Eating, sleeping, breathing
This is getting serious.
Last week my friend
Doron
e-mailed to tell me about a dream he’d had in which he’d gone
into a store and picked up “any and every kitchen tool in existence.” From microplane zesters to rubber spatulas, food processors,
and stockpots, “it was heaven,” he said. I could almost hear him
sigh wistfully on the other side of the computer screen.
Doron isn’t the only one who’s been eating, sleeping, and breathing all things kitchen. I’ve been known to have dreams involving roasted-onion tarts, platefuls of oatmeal chocolate-chip cookies, and butter-rich cakes stacked like gold bullion. I wake up breathless, touching my belly like a private eye looking for evidence, whispering, “Thank GOD I didn’t actually eat all that. Phew!” And coincidentally, the very same night that Doron unleashed his subconscious upon a kitchen supply store, I was dreaming of a fried chicken sandwich. In my dream, I was somewhere trying on a pair of pants, when I found myself suddenly before a deli counter of sorts. Facing me was a round, genial man in overalls. I somehow knew that the place was known for its fried chicken sandwiches, but I hesitated, unsure. The man smiled at me, gestured over his shoulder with a ruddy thumb, and drawled, “I got a whole messa chickens fried up in back. You gotta have a sanwich.” So I ordered one, and then I went back to incongruously trying on my pants, wondering whether my sandwich would come with coleslaw. Unfortunately—and as is always the case—I woke up before I could find out.
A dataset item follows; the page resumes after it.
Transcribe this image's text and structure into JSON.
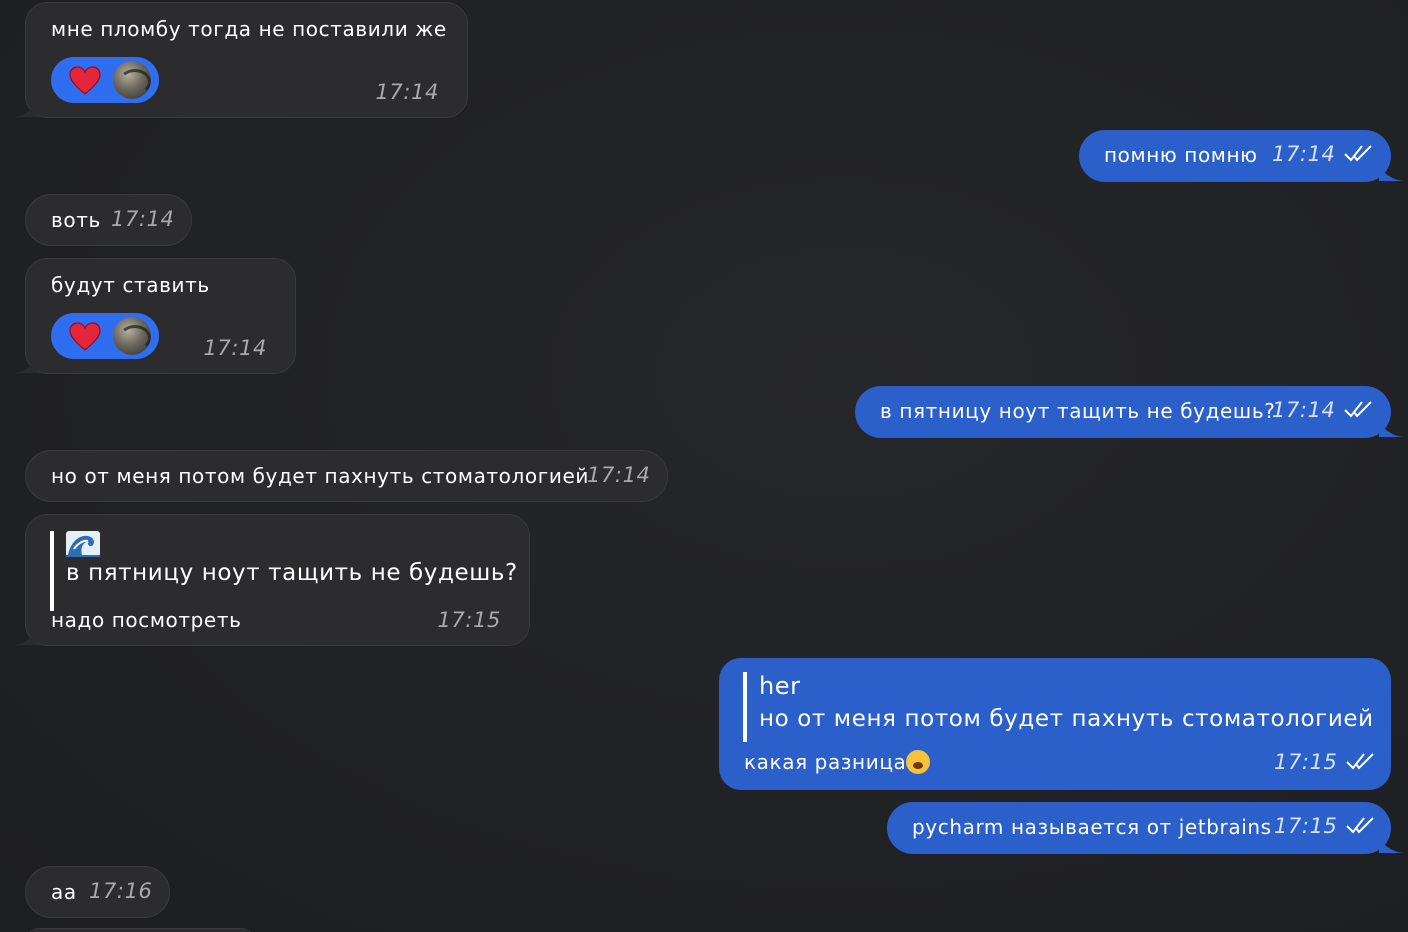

Then there are the times when all this eating, sleeping, and breathing paradoxically causes loss of sleep. Take, for example, the Sunday before last, when Kate sacrificed sleep and sanity to rise at six in the morning and bake sourdough boules before sunrise with a wifebeater and a copy of The Stranger—and this only a few days after she, in a fit of insomnia, read an entire hors d’oeuvres cookbook in the middle of night.
And of course there’s my strawberry problem, a late-night leitmotif since last June, when I giddily crammed 10+ pounds of freshly picked and washed strawberries into my freezer, blissfully unaware of the slumber they’d steal. Yes, dear reader, I’m still working my way through the berries, and I’m still lying awake at night, wondering what to do with them next. After all, before we know it, summer will be upon us again, with more fields of berries to be picked! As I said, this is serious. So thank goodness for old standbys, pinch hitters when the (alarm) clock is ticking.
Gâteau au Yaourt à la Fraise, or French-Style Yogurt Cake
with Strawberries
Adapted from
Gâteaux de Mamie
This cake is another slight variation on the yogurt cake I wrote about last August, a fantastically easy one-bowl French invention. Strawberries will be woefully out of season for another few months, but take heart: this recipe works beautifully with frozen fruit. The cake rises tall in the pan, and the strawberries collapse onto themselves, leaving moist, jammy pockets. The result has a light, moist, not-too-sweet crumb—perfect with coffee in late afternoon or with a melty scoop of ice cream after dinner. It tastes like June, like things to come.
Note: If you don’t have a little individual-size yogurt jar from France—and we can’t all have them—know that 1 jar equals 125 ml, or a touch over 1/2 cup.
1 jar plain yogurt (I like Brown Cow brand, either Cream Top or
nonfat)
2 jars sugar (I like to use raw cane sugar, or a
mixture of white and brown sugars)
3 eggs
2 jars
unbleached all-purpose flour
1 jar finely ground blanched
almonds (a Cuisinart does a fine job, but be careful not to turn
your almonds into almond butter; you’re aiming for a
powdery texture)
2 tsp baking powder
1 jar canola
oil
Frozen (quartered or halved, depending on their size)
strawberries
Preheat the oven to 350 degrees Fahrenheit. Grease an 8-inch round cake pan with butter or cooking spray.
In a large bowl, combine the yogurt, sugar, and eggs, stirring until well blended. Add the flour, ground almonds, and baking powder, mixing just to combine. Add the oil, stirring to incorporate. Pour about 2/3 of the batter into the prepared pan, and distribute frozen strawberries—about two handfuls—evenly over the batter. Pour the remaining batter over the berries, trying to cover them as well as possible.
Bake for 40-50 minutes, until the cake feels springy to the touch and a toothpick or cake tester inserted into the center comes out clean. [Because you’ve put frozen fruit into the cake, it may take a bit longer, depending on your oven. If, after thirty or so minutes, the cake is browning too quickly, you may need to tent it with foil.]
Cool cake on a rack for about 20 minutes; then turn it out of the pan to cool completely. Cut into wedges and eat with satisfaction, watching your freezer slowly empty.